“Resulting” — How We Think Good Decisions Were Bad and Vice Versa.
Posted By Cliff Tuttle | February 14, 2018
No. 1,417
When our team wins, how often do we admit it was luck? Almost never.
But we are guilty of thinking that a decision is good or bad, depending upon the outcome. That phenomenon is called resulting.
Professional Poker Player Annie Duke has developed a social science approach to decision-making. She points out that high probability events sometimes don’t happen and sometimes low probability events do. If the odds of success are 80 – 20, we must expect that the 20% probability might happen in a single trial. Does that mean that we should decide to do it again? Probably not.

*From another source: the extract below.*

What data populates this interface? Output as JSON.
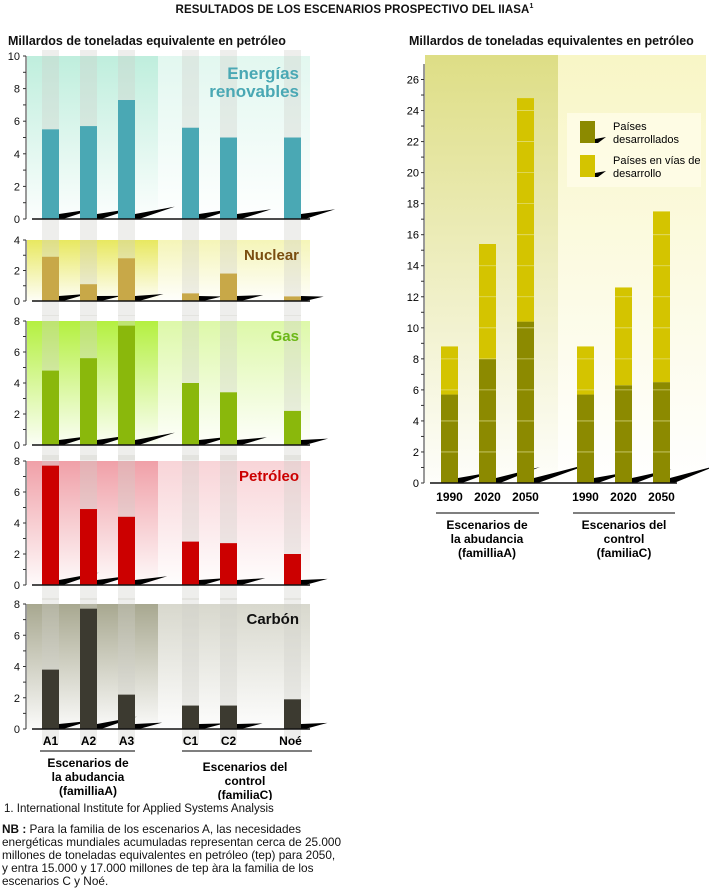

One example she uses — if you get home safely after driving drunk, does not indicate that it is safe to drive drunk. While none of us actually believes this if we think it over, a person who has driven drunk without consequences may decide that it worked before. And of course,eventually the real odds catch up.
Duke says that in order to make better decisions, we must not rely upon a single trial. Or, as Eleanor Roosevelt said: “Learn from the mistakes of others. You can’t live long enough to make them all yourself.”
THINKING IN BETS: MAKING SMARTER DECISIONS WHEN YOU DON’T HAVE ALL THE FACTS, by Annie Duke. Portfolio Penguin, New York, 2018.